Padahal, kata Bambang, kontraktor tambang berperan menyerap tenaga kerja, mendatangkan investasi, serta berkontribusi terhadap pendapatan negara melalui setoran pajak.

“Dalam UU hanya dibahas 4 pasal tentang usaha jasa. Ini menunjukkan kurangnya konsentrasi Pemerintah terhadap IUJP. Padahal investasi, tenaga kerja, kontribusi pajak, dan lain-lain mayoritas ada di IUJP, khususnya batu bara,” ungkap Bambang melalui keterangannya yang diterima awak media, Selasa (25/5).

Berdasarkan data Kementerian ESDM, pada tahun 2020 sektor usaha jasa pertambangan menorehkan nilai investasi mencapai Rp 70,31 triliun, dengan besaran penerimaan negara sebesar Rp 4,48 triliun, dan penerimaan daerah sebesar Rp 3,42 triliun.

“Itu concern saya tentang UU, tetapi dukungan Kementerian ESDM beberapa tahun terakhir sudah menunjukkan perhatian lebih besar tentang pentingnya IUJP, walaupun dibatasi UU yang ada,” ulas Bambang.

Pada kesempatan terpisah, Presiden Direktur PT Universal Support, Nadarajah menjelaskan, kontraktor tambang memiliki andil membuka lapangan pekerjaan mulai dari bidang teknisi tambang, operator alat berat, manajemen, hingga buruh kasar untuk cuci dan masak.

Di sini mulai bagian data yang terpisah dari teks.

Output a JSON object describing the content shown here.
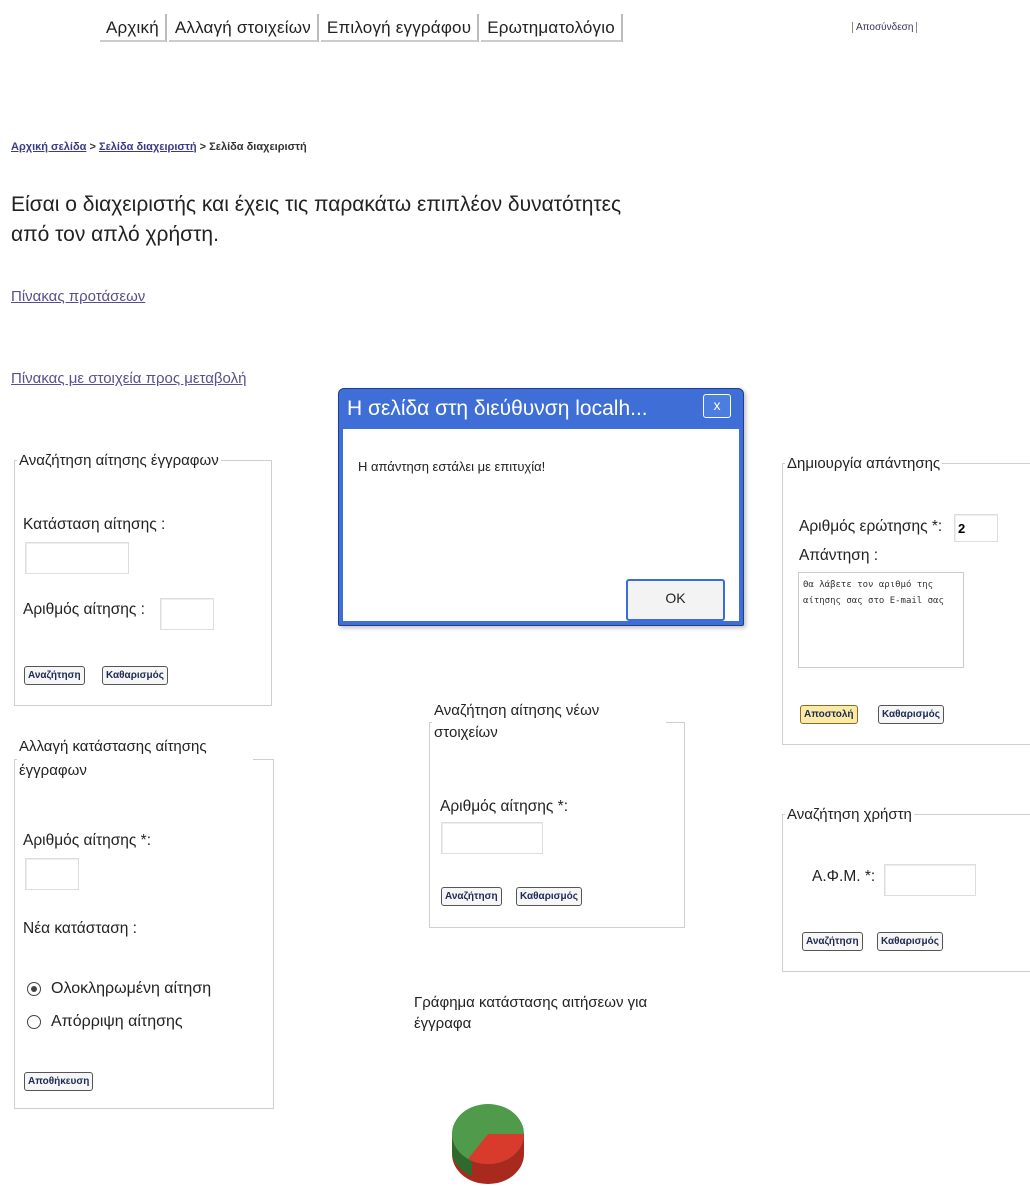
{
  "nav": {
    "items": [
      "Αρχική",
      "Αλλαγή στοιχείων",
      "Επιλογή εγγράφου",
      "Ερωτηματολόγιο"
    ],
    "logout": "Αποσύνδεση"
  },
  "breadcrumb": {
    "home": "Αρχική σελίδα",
    "sep": ">",
    "admin": "Σελίδα διαχειριστή",
    "current": "Σελίδα διαχειριστή"
  },
  "intro": "Είσαι ο διαχειριστής και έχεις τις παρακάτω επιπλέον δυνατότητες από τον απλό χρήστη.",
  "links": {
    "proposals": "Πίνακας προτάσεων",
    "changes": "Πίνακας με στοιχεία προς μεταβολή"
  },
  "search_doc": {
    "legend": "Αναζήτηση αίτησης έγγραφων",
    "status_label": "Κατάσταση αίτησης :",
    "status_value": "",
    "number_label": "Αριθμός αίτησης :",
    "number_value": "",
    "search_btn": "Αναζήτηση",
    "clear_btn": "Καθαρισμός"
  },
  "change_status": {
    "legend": "Αλλαγή κατάστασης αίτησης έγγραφων",
    "number_label": "Αριθμός αίτησης *:",
    "number_value": "",
    "new_status_label": "Νέα κατάσταση :",
    "option_complete": "Ολοκληρωμένη αίτηση",
    "option_reject": "Απόρριψη αίτησης",
    "selected": "Ολοκληρωμένη αίτηση",
    "save_btn": "Αποθήκευση"
  },
  "search_new": {
    "legend": "Αναζήτηση αίτησης νέων στοιχείων",
    "number_label": "Αριθμός αίτησης *:",
    "number_value": "",
    "search_btn": "Αναζήτηση",
    "clear_btn": "Καθαρισμός"
  },
  "chart": {
    "title": "Γράφημα κατάστασης αιτήσεων για έγγραφα"
  },
  "chart_data": {
    "type": "pie",
    "colors": [
      "#d83a2c",
      "#4f9a4b"
    ]
  },
  "answer": {
    "legend": "Δημιουργία απάντησης",
    "question_label": "Αριθμός ερώτησης *:",
    "question_value": "2",
    "answer_label": "Απάντηση :",
    "answer_text": "Θα λάβετε τον αριθμό της αίτησης σας στο E-mail σας",
    "send_btn": "Αποστολή",
    "clear_btn": "Καθαρισμός"
  },
  "search_user": {
    "legend": "Αναζήτηση χρήστη",
    "afm_label": "Α.Φ.Μ. *:",
    "afm_value": "",
    "search_btn": "Αναζήτηση",
    "clear_btn": "Καθαρισμός"
  },
  "dialog": {
    "title": "Η σελίδα στη διεύθυνση localh...",
    "close": "x",
    "message": "Η απάντηση εστάλει με επιτυχία!",
    "ok": "OK"
  }
}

Menurutnya, Pemerintah perlu memberikan jaminan berusaha kepada sektor usaha jasa, yakni dengan memperkuat perlindungan hukum melalui UU atau aturan turunannya.

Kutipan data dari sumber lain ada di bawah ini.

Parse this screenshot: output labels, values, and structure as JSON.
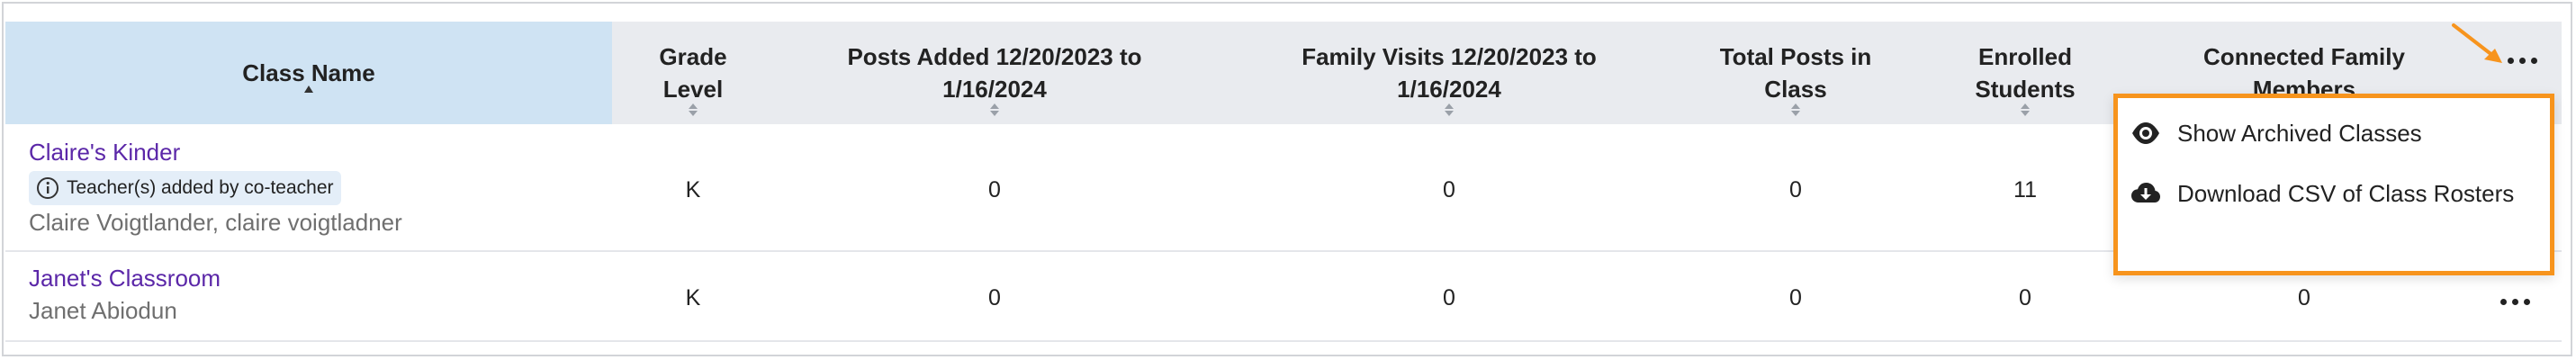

“Hampir 95 persen tambang khususnya batu bara dikerjakan oleh kontraktor. Itu sebabnya investasi dan penyerapan tenaga kerja porsinya besar di usaha jasa. Pemerintah sudah semestinya lebih memberikan perhatian melalui regulasi yang berlaku,” ulasnya.

Untuk diketahui, Universal Support tercatat memiliki jumlah karyawan mencapai ribuan orang. Pemegang IUJP Penanaman Modal Asing ini, mengantongi kontrak joint operation dengan tambang batu bara di Sorolangun dan Batanghari, Jambi, serta di Musi Banyuasin, Sumatera Selatan.

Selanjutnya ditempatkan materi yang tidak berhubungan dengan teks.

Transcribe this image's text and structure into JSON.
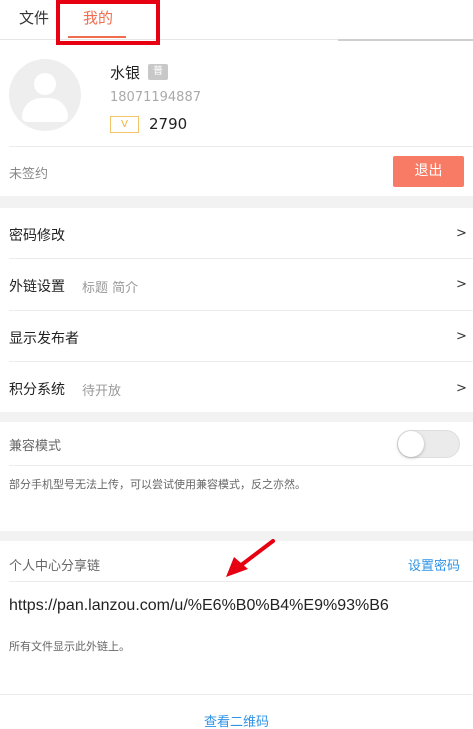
{
  "tabs": {
    "files_label": "文件",
    "mine_label": "我的"
  },
  "profile": {
    "name": "水银",
    "badge": "普",
    "phone": "18071194887",
    "vip_label": "V",
    "points": "2790"
  },
  "sign": {
    "status": "未签约",
    "logout_label": "退出"
  },
  "settings": {
    "rows": [
      {
        "label": "密码修改",
        "sub": "",
        "arrow": ">"
      },
      {
        "label": "外链设置",
        "sub": "标题 简介",
        "arrow": ">"
      },
      {
        "label": "显示发布者",
        "sub": "",
        "arrow": ">"
      },
      {
        "label": "积分系统",
        "sub": "待开放",
        "arrow": ">"
      }
    ]
  },
  "compat": {
    "label": "兼容模式",
    "enabled": false,
    "description": "部分手机型号无法上传，可以尝试使用兼容模式，反之亦然。"
  },
  "share": {
    "title": "个人中心分享链",
    "set_password_label": "设置密码",
    "url": "https://pan.lanzou.com/u/%E6%B0%B4%E9%93%B6",
    "note": "所有文件显示此外链上。",
    "qr_label": "查看二维码"
  },
  "colors": {
    "accent": "#f06d4f",
    "logout": "#f87c65",
    "link": "#2f93e6",
    "highlight_box": "#e60012"
  }
}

Tahun lalu, operasi Universal Support di Batanghari terpaksa berhenti lantaran kontrakanya diputus sepihak oleh dua pemilik Izin Usaha Pertambangan (IUP), PT Bumi Bara Makmur Mandiri dan PT Kurnia Alam Investama. Dampaknya, sekitar 400 orang pekerja lokal menganggur.

“Kami ikut membangun infrastruktur desa dan memberdayakan masyarakat sebagai tenaga kerja. Namun saat operasi berhenti, perputaran ekonomi masyarakat tersendat,” beber Nadarajah.

Menanggapi kasus semacam ini, Humas Ditjen Minerba Kementerian ESDM, Sony Heru mengungkapkan, pihaknya mengaku tidak bisa ikut campur menangani konflik pemutusan kerjasama antara pemilik tambang dengan kontraktor. Sebab, hal tersebut menyangkut urusan bisnis.

Fokus Pemerintah hanya memastikan aktivitas IUP berlangsung sesuai target dan rencana. Apabila ada kontraktor yang diputus kerjasamanya, maka bisa mencari kontraktor lain.

“Kontrak antara IUP dan IUJP itu bersifat business to business. Kalau ada masalah, aspeknya keperdataan. Kita tidak akan campur tangan. Concern Pemerintah adalah kegiatan usaha tetap jalan” ujar Sonny.

Sebagai informasi, ketiga perusahaan tersebut kini beradu di meja hijau. Universal Support menggugat atas tuduhan wanprestasi. Kontrak menggarap tambang yang semestinya berlaku hingga 2028, pada pertengahan 2020 diputus oleh Bumi Bara dan Kurnia Alam.

Pengadilan Negeri Jambi mengabulkan gugatan Universal Support pada akhir April lalu. Namun, Bumi Bara dan Kurnia Alam berupaya melawan dengan mengajukan banding.

Pakar Hukum Pertambangan Universitas Tarumanegara yang menjadi Saksi Ahli dalam persidangan tersebut, Ahmad Redi berpendapat, pemegang IUP pada prinsipnya dapat melakukan kegiatan usaha pertambangan secara sendiri, namun jika terikat perjanjian dengan pihak lain, maka hak melakukan operasi secara sendiri ternegasikan.

“Apabila pemegang IUP melakukan sendiri padahal dalam kontrak pelaksanaan kegiatan itu disepakati dengan pihak lain, jelas dapat dianggap perbuatan cidera janji,” tuturnya.